Второго гонца я отправил к Месаннепадде. Это был мой раб, точнее, часть приданого жены, по имени Шешкалла, тридцати трех лет, женственный и любящий наряжаться. Судя по синим глазам и темно-русым волосам, из субареев. Сам он не помнил, какого рода-племени, потому что был захвачен маленьким. Итхи посоветовала взять его, когда Месаннепадда предложил мне самому выбрать рабов. Я сперва подумал, что у нее роман с Шешкаллой, но потом узнал, что его в юном возрасте сделали педиком. Как и положено пассивному гомосексуалисту, Шешкалла отличался умом и сообразительностью. Когда тебя имеют все подряд, но при этом ты не женщина, начинаешь накапливать опыт обоих полов.

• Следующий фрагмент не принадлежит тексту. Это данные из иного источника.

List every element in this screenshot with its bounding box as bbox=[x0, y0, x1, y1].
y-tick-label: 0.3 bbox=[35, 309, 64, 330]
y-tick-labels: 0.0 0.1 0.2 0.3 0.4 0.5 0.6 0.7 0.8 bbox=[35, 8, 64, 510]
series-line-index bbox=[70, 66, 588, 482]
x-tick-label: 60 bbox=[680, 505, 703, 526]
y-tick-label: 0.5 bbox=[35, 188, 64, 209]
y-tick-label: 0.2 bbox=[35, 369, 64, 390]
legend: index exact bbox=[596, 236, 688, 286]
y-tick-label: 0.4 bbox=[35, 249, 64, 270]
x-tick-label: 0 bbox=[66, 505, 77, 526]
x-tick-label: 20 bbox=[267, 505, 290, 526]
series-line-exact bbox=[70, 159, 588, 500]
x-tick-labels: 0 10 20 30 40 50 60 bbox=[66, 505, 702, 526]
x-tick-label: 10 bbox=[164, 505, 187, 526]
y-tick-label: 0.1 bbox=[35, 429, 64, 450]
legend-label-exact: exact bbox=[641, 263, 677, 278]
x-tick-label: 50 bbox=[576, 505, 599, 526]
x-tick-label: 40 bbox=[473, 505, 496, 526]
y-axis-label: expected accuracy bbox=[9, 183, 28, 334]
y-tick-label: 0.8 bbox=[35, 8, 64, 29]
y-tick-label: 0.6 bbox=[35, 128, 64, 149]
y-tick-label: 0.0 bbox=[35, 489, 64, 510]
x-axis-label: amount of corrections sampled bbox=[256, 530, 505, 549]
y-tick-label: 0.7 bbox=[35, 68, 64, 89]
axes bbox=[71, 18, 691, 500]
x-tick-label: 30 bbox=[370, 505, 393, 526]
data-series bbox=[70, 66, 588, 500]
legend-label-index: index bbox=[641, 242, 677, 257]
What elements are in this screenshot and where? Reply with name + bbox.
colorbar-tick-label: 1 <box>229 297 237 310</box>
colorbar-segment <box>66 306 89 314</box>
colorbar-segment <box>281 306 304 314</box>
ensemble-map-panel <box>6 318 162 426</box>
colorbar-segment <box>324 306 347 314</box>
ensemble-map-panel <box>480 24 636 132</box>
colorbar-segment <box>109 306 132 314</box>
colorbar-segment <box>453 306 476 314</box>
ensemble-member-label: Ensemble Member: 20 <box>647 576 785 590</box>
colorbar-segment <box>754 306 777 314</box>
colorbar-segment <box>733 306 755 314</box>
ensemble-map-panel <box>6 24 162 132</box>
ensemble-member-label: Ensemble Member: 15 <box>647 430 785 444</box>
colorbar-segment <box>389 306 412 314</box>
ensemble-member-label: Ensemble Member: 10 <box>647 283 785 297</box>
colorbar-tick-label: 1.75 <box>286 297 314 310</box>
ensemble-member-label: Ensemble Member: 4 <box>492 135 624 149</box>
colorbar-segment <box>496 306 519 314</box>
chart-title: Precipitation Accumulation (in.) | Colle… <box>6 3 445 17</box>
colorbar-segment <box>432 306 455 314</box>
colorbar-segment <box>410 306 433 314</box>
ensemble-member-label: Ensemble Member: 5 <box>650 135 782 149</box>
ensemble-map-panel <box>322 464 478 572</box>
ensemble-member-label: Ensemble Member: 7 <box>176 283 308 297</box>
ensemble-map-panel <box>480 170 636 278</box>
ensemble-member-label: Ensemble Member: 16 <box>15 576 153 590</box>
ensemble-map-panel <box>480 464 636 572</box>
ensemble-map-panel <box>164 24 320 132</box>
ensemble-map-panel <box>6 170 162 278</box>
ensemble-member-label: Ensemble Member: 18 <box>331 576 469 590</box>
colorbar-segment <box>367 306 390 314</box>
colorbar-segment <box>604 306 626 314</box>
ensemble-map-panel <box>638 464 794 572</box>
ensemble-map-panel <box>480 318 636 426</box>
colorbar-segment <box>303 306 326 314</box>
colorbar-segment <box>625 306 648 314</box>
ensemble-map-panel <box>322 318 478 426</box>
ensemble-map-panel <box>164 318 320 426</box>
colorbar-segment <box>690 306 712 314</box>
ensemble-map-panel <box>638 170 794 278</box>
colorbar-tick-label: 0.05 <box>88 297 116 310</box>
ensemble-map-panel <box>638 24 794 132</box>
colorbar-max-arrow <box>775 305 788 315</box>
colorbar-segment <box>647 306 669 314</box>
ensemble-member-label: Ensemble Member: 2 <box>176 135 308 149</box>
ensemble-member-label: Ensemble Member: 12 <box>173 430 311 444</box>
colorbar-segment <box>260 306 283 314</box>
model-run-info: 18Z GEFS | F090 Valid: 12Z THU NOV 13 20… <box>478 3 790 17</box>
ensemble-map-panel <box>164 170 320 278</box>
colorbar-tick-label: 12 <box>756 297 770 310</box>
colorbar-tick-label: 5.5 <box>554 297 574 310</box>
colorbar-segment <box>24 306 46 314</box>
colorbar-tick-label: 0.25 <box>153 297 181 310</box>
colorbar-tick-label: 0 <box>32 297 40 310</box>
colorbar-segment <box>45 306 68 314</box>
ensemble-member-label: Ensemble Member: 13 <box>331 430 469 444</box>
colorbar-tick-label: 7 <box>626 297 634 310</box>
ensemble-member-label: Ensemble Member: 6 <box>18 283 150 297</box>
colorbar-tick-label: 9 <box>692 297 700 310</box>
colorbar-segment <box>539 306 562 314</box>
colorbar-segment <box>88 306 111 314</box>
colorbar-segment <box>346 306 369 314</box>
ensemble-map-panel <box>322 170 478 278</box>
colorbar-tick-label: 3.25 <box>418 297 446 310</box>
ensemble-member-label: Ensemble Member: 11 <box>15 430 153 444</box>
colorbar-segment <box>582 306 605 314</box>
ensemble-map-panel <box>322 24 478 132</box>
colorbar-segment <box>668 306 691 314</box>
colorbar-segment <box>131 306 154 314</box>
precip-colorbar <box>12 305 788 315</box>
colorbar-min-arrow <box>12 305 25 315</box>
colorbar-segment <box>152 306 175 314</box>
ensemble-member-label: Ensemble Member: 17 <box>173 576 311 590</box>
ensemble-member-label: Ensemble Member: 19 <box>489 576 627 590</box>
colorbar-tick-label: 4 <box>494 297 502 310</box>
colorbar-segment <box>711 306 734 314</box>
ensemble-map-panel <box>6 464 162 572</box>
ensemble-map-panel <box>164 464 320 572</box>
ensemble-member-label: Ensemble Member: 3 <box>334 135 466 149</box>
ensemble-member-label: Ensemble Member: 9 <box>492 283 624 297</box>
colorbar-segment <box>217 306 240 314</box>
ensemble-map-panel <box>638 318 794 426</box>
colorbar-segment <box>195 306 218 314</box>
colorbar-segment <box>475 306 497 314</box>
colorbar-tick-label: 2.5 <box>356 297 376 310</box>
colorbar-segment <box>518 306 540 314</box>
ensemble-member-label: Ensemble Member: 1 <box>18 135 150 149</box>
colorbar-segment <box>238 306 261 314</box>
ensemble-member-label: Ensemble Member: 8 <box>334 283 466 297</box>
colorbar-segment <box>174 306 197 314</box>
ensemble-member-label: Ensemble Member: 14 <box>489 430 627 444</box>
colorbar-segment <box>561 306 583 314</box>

— Сначала расскажешь Месаннепадде о захвате Гуэдинны. Думаю, он и сам знает. Потом объяснишь, что, если я прощу это, завтра у меня все соседи начнут отрезать куски. Мне не нужна его военная помощь, а только политическая. Пусть проинформирует всех своих новых поданных, что разборки между Уммой и Лагашем — это наше и только наше дело, никто не должен вмешиваться, — проинструктировал я.
— А если он откажется сделать так? — задал вопрос Шешкалла.
— Скажешь, что ты не знаешь, как я отнесусь к этому, мои мысли тебе неведомы, но ты слышал, что меня считают человеком, который хорошо помнит, кто ему помог в трудную минуту, а кто нет, — ответил я.